Last week, a judge in a Tunis court put former health minister, Abdellatif Mekki, under a gag order and restricted his movements, leaving Mekki as the latest possible Saïed opponent to face legal barriers to standing in October.
Mekki was a senior member of the moderate Islamist Ennahda party before founding his own political party, Work and Accomplishment. He is being investigated, along with a group of politicians, over the 2014 killing of a prominent physician. Mekki contends that the charges have been timed to prevent him from standing against Saïed in October.

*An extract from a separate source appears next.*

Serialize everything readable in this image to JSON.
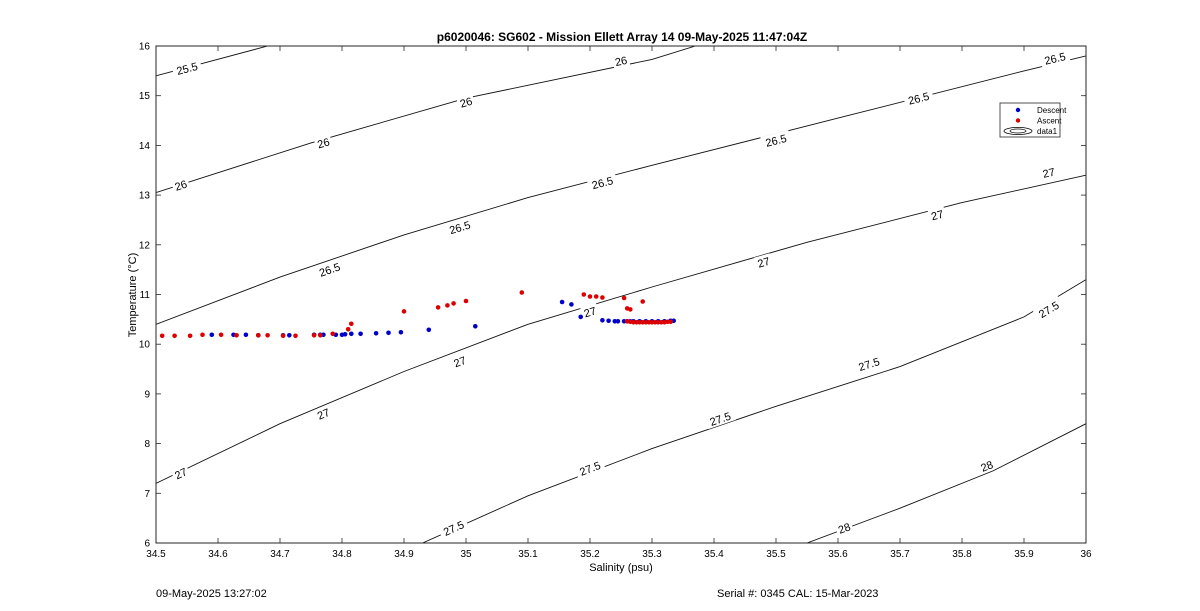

Ennahda’s leader Rached Ghannouchi and Free Destourian Party President Abir Moussi are also among those in prison. Ghannouchi faces a variety of charges, which his supporters say are politically motivated, including claims that he was involved in an illicit foreign finance scheme ahead of the last presidential election.
Tunisia’s anti-terrorism court also sentenced him to one year in prison after Ghannouchi was reported to have described Saïed as a ‘tyrant’ at a funeral in February 2022 (Dispatches 25/4/23,Saïed steps up attacks on the opposition).

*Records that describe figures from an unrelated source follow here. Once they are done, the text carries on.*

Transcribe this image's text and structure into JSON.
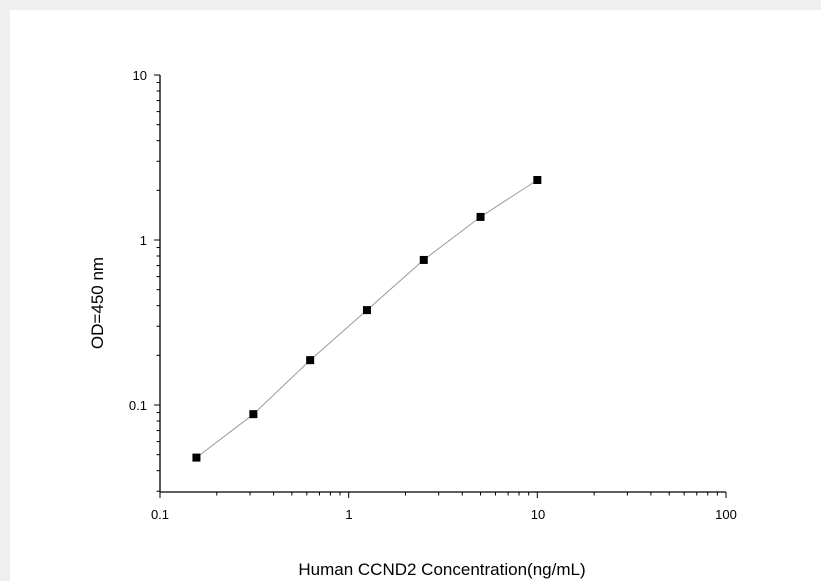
{
  "chart_data": {
    "type": "scatter",
    "title": "",
    "xlabel": "Human CCND2 Concentration(ng/mL)",
    "ylabel": "OD=450 nm",
    "x_scale": "log",
    "y_scale": "log",
    "xlim": [
      0.1,
      100
    ],
    "ylim": [
      0.03,
      10
    ],
    "x_ticks": [
      {
        "value": 0.1,
        "label": "0.1"
      },
      {
        "value": 1,
        "label": "1"
      },
      {
        "value": 10,
        "label": "10"
      },
      {
        "value": 100,
        "label": "100"
      }
    ],
    "y_ticks": [
      {
        "value": 0.1,
        "label": "0.1"
      },
      {
        "value": 1,
        "label": "1"
      },
      {
        "value": 10,
        "label": "10"
      }
    ],
    "grid": false,
    "legend": "none",
    "series": [
      {
        "x": [
          0.156,
          0.3125,
          0.625,
          1.25,
          2.5,
          5,
          10
        ],
        "y": [
          0.048,
          0.088,
          0.187,
          0.376,
          0.757,
          1.38,
          2.31
        ],
        "marker": "square",
        "marker_color": "#000000",
        "line_color": "#9a9a9a"
      }
    ]
  }
}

Moussi, a right-wing national populist, was arrested in October 2023, initially while being investigated under Tunisia’s cybercrime law.

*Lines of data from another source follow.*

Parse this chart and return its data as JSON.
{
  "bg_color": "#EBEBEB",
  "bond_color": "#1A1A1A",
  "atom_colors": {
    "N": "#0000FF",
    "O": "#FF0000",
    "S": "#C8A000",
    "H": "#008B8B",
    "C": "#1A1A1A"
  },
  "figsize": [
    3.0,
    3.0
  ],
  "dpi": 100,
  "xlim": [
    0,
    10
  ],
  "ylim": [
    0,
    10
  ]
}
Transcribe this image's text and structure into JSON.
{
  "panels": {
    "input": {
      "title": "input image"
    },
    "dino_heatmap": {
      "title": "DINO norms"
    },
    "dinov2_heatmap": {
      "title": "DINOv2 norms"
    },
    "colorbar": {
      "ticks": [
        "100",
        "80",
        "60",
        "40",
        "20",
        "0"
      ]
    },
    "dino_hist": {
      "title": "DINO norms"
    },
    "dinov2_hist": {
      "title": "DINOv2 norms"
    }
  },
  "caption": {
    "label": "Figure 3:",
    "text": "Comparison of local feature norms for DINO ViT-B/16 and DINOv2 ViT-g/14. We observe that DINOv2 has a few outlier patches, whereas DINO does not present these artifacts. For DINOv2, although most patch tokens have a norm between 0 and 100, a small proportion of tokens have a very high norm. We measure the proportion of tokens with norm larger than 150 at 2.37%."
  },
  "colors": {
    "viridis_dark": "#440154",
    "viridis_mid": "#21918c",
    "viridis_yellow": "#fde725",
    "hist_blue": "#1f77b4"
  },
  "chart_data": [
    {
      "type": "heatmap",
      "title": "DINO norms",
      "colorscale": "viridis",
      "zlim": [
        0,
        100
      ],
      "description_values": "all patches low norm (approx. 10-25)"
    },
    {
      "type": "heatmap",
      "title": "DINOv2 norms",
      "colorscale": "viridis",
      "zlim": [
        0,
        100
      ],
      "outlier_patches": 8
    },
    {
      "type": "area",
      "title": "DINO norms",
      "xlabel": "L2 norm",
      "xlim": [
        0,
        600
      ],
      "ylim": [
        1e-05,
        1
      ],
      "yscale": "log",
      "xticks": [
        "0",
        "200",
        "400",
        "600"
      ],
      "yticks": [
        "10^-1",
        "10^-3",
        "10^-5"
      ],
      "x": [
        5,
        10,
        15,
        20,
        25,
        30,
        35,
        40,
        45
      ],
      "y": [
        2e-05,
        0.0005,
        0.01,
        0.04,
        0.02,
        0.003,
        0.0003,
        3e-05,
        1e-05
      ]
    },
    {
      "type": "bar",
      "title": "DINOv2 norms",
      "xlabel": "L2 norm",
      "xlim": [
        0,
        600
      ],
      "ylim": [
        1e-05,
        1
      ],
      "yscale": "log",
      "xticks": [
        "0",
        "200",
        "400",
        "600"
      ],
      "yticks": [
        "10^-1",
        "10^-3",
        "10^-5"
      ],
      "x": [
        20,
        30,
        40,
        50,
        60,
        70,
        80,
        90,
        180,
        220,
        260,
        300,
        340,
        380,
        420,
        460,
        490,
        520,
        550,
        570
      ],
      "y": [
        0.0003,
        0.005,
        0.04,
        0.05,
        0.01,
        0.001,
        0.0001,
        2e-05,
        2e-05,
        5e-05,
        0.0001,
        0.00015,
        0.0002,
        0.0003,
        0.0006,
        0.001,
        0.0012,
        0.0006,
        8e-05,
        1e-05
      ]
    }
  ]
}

The Saïed government has gradually stepped up its intimidation and detention of opposition politicians and dissidents since dismissing his government and ruling by decree in July 2021, before overhauling the constitution to increase presidential powers in 2022.
Ghazi Chaouachi, the leader of opposition party at-Tayyār ad-Dīmuqrāṭī (Democratic Current), and Noureddine Bhiri, an ex-MP and former justice minister, are also among those to have been arrested and detained (Dispatches 5/9/23, African Union court demands legal access for political detainees).
The assumption is that Saïed intends to seek a second term although his behaviour and public statements continue to be erratic, while extremely low turnouts for the constitutional referendum and parliamentary polls – below 10% of parliamentary elections in December 2022 – point to his unpopularity (Dispatches 23/12/22,Voters stay away en masse in challenge to Saïed).